Courtesy of Barrie360.com and Canadian PressPublished: Oct 16th, 2023
By Camille Bains
New guidance to help family doctors detect and manage high-risk drinking addresses a crucial gap in knowledge among both patients and doctors, say its authors, who warn that a common practice to prescribe antidepressants can actually induce cravings for alcohol.
The advice is comprised of 15 recommendations on early detection of alcohol use disorder, withdrawal management, psychological interventions and community-based programs.
It urges routine screening for alcohol use and includes tips on what to avoid, such as prescribing antidepressants without ruling out problematic alcohol use first because selective serotonin reuptake inhibitors (SSRIs) can worsen alcoholism symptoms.
“A lot of Canadian doctors prescribe SSRIs,” said Jürgen Rehm, co-chair of the guideline writing committee.
“Unfortunately, all the literature is pretty clear that this is not good practice, whereas those medications that are specifically made for the treatment of alcohol use disorder are almost not used.”
Antipsychotic medications should also not be prescribed off-label to treat alcohol addiction and can exacerbate symptoms, Rehm said.
The guideline was published Monday in the Canadian Medical Association Journal, or CMAJ.
It was developed by the Canadian Research Initiative on Substance Misuse (CRISM) and the BC Centre on Substance Use (BCCSU), with input from a committee of 36 members across the country, including clinicians, academics and people who have experienced alcoholism or are struggling with it.
Rehm said committee members hope the guideline will be endorsed by medical associations across the country.
Rehm said screening would only take “half a minute.” Doctors are urged to ask patients how often in the past year they’ve had more than four drinks on one occasion if they’re female, or five drinks if they’re male.
Depending on alcohol use, physicians could advise patients on health risks, suggest ways to cut back or prescribe specific medications for alcohol use disorder. Patients may also be referred to treatment programs in or outside of hospital, based on whether they are at high or low risk of complications such as seizures.
Long-term treatment could also include cognitive behavioural or family-based therapy, peer groups or recovery programs.
Rehm said the treatment rate for alcohol use disorder in Canada is less than 10 per cent compared to an estimated 18 per cent in Britain, where a guideline for doctors was adopted in 2012. He’s not aware of any study that assesses whether more people have since been treated for alcohol use disorder.
In some provinces, less than two per cent of patients are prescribed medications, such as naltrexone or acamprosate, intended for use with alcohol use disorder and recommended in the guideline, said Rehm, also a senior scientist at the Centre for Addiction and Mental Health and a professor at the University of Toronto’s Dalla Lana School of Public Health.
Patients who report symptoms including depression or insomnia without disclosing alcohol overuse or being asked about it are often prescribed SSRIs, such as Prozac, said Rehm. He said doctors should screen for any connections to alcohol use because 18 per cent of Canadians aged 15 and older will meet the clinical criteria for an alcohol use disorder at some point in their lifetime.
Amanda Hintzen of Toronto said she went to a family doctor when she was “in a spiral” from drinking excessively every day.
“I said, ‘I’m an alcoholic. What can you do to help me?’ I left there with three different prescriptions,” she said, listing one for anxiety, another for insomnia and a third for high blood pressure.
Alcohol affects multiple organs, including the heart and is associated with raised blood pressure.
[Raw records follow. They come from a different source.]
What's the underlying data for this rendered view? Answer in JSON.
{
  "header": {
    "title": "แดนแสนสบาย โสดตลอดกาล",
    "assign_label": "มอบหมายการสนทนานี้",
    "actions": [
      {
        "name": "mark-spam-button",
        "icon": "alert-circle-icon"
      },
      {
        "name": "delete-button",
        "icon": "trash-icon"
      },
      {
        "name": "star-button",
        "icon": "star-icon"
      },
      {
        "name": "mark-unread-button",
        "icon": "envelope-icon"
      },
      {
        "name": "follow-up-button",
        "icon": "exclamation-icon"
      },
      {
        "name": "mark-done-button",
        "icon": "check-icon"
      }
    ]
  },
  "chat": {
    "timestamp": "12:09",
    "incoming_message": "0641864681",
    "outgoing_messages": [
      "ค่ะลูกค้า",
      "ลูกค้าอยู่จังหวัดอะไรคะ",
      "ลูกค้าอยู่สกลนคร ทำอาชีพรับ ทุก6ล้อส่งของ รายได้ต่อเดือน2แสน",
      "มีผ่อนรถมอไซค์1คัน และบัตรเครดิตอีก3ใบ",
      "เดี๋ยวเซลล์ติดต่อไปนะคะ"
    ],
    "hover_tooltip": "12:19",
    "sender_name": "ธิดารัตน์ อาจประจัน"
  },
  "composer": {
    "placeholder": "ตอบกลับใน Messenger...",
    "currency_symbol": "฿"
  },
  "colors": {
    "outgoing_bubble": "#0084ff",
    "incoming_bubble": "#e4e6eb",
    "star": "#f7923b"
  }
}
It can also affect sleep, mood and anxiety.
When Hintzen asked for naltrexone by name, she was initially “deterred” from that option, she said of the drug commonly prescribed for patients with moderate to severe alcohol use disorder.
“At that point, I was more dependent on it to function,” she said of alcohol. “The shakes started in the morning.”
Hintzen said she paid for two private rehabilitation programs, the second time in January 2022 where she met many others who had been prescribed medication not intended to treat alcohol addiction.
“Everybody’s on antidepressants. Everyone’s on anti-anxiety medication,” she said.
Dr. Evan Wood, co-chair of the guideline writing committee and an addiction medicine specialist in Vancouver, said most people seeking support for excessive alcohol use do not get evidence-based treatment.
“The guideline really does speak to the failure of institutions to really effectively address the high level of morbidity and mortality in Canada from alcohol use disorder,” said Wood, adding there’s also a need to train more health-care providers.
Alcoholism could be the underlying cause of conditions such as depression, insomnia, anxiety and high blood pressure, but doctors must talk to their patients to find out, Wood said.
“If you don’t stop and talk to people about alcohol, you’ll end up treating their blood pressure with antihypertensive medicine when all they really need to do is cut back on their alcohol use.”
The guidance comes nine months after the Canadian Centre on Substance Use and Addiction (CCSA) released updated guidance that warns of escalating health risks associated with more than two standard drinks per week. Potential health harms include heart disease and cancer, including breast cancer in women.
Wood said the new guideline, funded by Health Canada, will be posted online and webinars will be offered to doctors.